詳しくはユーザーマニュアルを参照ください。
プログラム例(C#)
using UnityEngine; using System.Collections; public class NewBehaviourScript : MonoBehaviour { public float deadTime=0; // 生成時(Startの前)に呼ばれる void Awake () { deadTime=1; Debug.Log("Awake dead time:"+deadTime); } // Updateの前に呼ばれる void Start () { deadTime=2; Debug.Log("Start dead time:"+deadTime); } // 毎フレーム更新する void Update () { if(deadTime<=0){ Destroy(this);// 自分(NewBehaviourScript)を破棄する } deadTime-=Time.deltaTime; } // オブジェクト(スクリプト含む)破棄のときに呼ばれる void OnDestroy () { Debug.Log("dead!!"); } // 誰も参照してないので呼ばれない private void hogehoge(){ Debug.Log("hogehoge"); } }
③ public variableとInspector
スクリプト内でpublicにした型はInspectorに表示されます。
またゲームオブジェクトで設定した値が初期化値に使われます。
public float deadTime=0;
クラスや構造体は[System.Serializable]をつければ表示させる事ができます。

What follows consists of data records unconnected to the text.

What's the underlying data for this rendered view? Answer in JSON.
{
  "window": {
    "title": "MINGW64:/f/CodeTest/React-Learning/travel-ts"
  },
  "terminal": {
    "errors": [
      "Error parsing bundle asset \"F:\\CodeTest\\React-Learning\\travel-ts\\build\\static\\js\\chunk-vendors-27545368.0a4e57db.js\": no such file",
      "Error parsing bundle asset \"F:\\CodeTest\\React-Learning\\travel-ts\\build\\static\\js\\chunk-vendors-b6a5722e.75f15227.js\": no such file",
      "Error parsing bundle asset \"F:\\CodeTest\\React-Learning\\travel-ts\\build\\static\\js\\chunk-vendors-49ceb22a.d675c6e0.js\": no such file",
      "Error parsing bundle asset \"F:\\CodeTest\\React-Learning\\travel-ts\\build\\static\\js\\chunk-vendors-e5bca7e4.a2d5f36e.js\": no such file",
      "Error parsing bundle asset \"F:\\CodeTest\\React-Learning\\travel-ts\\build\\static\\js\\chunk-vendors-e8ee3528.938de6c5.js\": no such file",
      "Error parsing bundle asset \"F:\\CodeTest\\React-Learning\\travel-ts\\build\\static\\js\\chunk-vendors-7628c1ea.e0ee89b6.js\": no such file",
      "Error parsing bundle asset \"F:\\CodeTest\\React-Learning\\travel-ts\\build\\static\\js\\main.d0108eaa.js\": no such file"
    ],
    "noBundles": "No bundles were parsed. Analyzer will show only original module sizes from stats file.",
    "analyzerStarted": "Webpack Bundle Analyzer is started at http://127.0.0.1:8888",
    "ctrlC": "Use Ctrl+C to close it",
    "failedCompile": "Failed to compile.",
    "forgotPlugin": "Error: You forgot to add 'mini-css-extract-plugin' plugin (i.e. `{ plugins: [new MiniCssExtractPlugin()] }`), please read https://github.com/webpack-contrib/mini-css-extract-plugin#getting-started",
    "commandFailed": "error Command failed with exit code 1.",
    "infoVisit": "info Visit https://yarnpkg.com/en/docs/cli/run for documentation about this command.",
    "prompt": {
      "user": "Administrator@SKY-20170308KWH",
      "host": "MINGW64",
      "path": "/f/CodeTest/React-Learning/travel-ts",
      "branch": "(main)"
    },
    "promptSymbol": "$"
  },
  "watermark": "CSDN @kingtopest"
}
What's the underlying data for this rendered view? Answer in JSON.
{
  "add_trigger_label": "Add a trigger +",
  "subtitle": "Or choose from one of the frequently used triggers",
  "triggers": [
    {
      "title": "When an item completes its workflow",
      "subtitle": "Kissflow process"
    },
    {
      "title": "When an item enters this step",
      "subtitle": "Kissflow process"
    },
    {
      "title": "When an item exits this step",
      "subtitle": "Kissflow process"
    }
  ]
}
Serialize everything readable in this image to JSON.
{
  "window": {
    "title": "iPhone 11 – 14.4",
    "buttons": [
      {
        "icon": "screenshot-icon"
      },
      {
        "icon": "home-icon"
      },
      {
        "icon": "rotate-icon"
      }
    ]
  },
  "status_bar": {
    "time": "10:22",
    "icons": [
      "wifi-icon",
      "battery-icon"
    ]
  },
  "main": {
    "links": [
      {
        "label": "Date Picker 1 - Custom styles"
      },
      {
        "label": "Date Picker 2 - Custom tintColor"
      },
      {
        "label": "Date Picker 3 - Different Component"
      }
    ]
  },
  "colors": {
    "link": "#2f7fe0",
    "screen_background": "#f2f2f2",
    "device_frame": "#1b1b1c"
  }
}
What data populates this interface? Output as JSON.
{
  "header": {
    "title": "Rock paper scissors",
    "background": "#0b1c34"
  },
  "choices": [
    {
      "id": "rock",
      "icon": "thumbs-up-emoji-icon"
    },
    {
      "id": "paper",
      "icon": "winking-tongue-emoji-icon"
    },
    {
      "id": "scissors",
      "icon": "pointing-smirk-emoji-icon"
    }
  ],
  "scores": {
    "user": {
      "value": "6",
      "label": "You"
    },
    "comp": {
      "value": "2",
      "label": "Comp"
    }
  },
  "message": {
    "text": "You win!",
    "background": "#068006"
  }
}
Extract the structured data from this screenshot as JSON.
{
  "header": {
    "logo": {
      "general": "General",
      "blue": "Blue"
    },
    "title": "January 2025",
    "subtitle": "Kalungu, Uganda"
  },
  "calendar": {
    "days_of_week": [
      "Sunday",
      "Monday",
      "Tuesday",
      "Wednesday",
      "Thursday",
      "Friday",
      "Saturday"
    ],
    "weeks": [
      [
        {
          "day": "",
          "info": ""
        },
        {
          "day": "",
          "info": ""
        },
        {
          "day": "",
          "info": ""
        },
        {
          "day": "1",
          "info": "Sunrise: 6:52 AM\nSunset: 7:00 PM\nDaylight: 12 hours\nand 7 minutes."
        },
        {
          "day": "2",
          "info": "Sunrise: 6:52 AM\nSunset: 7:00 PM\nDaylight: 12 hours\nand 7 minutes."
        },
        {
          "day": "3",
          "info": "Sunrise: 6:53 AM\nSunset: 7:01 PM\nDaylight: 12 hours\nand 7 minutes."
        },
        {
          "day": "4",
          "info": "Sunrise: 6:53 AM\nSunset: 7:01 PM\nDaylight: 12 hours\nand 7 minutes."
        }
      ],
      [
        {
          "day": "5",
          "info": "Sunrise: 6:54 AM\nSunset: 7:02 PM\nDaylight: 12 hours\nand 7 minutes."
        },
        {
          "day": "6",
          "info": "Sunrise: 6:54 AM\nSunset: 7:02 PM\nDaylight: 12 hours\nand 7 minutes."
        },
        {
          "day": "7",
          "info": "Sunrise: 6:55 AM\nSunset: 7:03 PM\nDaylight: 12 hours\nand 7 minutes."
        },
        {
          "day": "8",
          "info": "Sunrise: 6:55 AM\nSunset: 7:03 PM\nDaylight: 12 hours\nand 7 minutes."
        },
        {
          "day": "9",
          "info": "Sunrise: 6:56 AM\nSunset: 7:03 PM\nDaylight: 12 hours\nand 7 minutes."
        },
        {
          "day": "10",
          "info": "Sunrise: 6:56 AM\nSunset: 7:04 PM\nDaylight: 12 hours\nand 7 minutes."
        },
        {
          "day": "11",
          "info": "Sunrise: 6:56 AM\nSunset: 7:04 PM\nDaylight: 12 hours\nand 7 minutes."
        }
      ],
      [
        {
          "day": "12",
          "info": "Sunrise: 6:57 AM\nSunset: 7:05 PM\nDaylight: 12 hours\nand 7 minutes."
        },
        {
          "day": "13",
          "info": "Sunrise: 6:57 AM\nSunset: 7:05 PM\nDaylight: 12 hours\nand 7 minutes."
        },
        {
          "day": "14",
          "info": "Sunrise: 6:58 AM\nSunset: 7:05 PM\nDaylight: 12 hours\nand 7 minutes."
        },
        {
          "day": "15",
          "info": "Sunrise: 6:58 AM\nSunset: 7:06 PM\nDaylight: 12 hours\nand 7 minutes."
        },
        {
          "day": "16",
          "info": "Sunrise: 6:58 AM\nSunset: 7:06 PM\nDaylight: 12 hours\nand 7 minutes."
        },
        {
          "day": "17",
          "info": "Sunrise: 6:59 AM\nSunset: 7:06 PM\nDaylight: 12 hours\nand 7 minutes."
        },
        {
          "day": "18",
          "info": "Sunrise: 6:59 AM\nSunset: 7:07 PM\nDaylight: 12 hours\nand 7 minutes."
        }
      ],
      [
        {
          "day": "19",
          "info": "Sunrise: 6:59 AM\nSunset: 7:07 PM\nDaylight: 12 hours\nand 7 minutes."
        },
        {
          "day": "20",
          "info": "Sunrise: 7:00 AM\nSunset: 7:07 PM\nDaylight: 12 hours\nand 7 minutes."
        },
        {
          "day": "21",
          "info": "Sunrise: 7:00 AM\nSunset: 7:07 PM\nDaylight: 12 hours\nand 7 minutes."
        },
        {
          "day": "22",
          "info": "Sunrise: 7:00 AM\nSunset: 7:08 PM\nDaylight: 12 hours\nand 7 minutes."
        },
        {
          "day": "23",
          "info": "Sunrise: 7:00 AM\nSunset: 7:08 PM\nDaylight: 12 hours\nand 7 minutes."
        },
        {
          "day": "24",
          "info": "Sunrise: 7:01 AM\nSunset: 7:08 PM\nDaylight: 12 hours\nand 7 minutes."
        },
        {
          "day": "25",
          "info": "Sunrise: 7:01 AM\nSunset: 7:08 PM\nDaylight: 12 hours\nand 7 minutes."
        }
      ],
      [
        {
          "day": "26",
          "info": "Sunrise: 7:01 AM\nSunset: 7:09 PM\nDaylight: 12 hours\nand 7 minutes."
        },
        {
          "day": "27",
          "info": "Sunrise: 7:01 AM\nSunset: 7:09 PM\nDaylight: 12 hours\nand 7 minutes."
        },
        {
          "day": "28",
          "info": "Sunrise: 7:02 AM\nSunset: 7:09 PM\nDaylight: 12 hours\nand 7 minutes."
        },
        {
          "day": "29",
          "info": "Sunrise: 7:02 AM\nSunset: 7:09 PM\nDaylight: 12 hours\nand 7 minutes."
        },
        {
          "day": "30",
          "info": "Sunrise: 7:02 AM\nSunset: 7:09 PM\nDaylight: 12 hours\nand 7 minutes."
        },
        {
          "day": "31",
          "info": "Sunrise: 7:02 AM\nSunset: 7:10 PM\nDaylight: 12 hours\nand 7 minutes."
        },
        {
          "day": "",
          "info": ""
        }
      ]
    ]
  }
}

[System.Serializable] public class hogehoge{ public float hoge=0; }
④ transformと階層
UnityではTransformオブジェクトがゲームオブジェクト間の階層を実現しています。
自分の階層に他のゲームオブジェクト追加
otherTransform.parent = this.transform;
ゲームオブジェクト名で一階層下の子を取得
Transform t = this.transform.FindChild("object name");
forで一階層下の子を取得
for(int i=0;i<this.transform.childCount;i++){ Debug.Log(this.transform.GetChild(i).name); }
foreachで一階層下の子を取得
foreach(Transform trans1 in this.transform){ Debug.Log(trans1.name); }
Hierarchy(シーンに出ている全てのゲームオブジェクト)から取得
GameObject obj = GameObject.Find("object name");
Transfromから移動/回転/拡大縮小処理をすることができます。
移動
this.transform.position = new Vector3(0,1,0);
回転
this.transform.localRotation = Quaternion.Euler(new Vector3(0,45,0));
拡大縮小
this.transform.localScale = new Vector3(2,2,2);
移動処理に関しては様々な方法があるので別の機会で説明させていただきます。
⑤ AddComponentとGetComponent
AddComponentとGetComponentはスクリプト間の連携にかかせない機能です。
スクリプトを追加
this.AddComponent<OtherScript>();
スクリプトの削除
Destroy(script);
自分自身ならthisで削除
Destroy(this);
ゲームオブジェクトを削除
Destroy(this.gameObject);
ゲームオブジェクトからスクリプトを取得
OtherScript script = this.GetComponent<OtherScript>();
上記の複数取得版
OtherScript[] scripts = this.GetComponents<OtherScript>();
現在の階層から全ての子階層まで検索してスクリプトを取得
OtherScript script = this.GetComponentInChildren<OtherScript>();
上記の複数取得版
OtherScript[] scripts = this.GetComponentsInChildren<OtherScript>();
TransformのFindChildと違いGetComponentは全ての子を参照する特性があります。
上記機能を利用すれば複数スクリプトの連携が可能になります。
UnityScriptの詳細は、公式サイトにあるスクリプトリファレンスを参照してください。
以上です。次回はAngryBots主人公のScriptを徹底解剖してみたいと思います。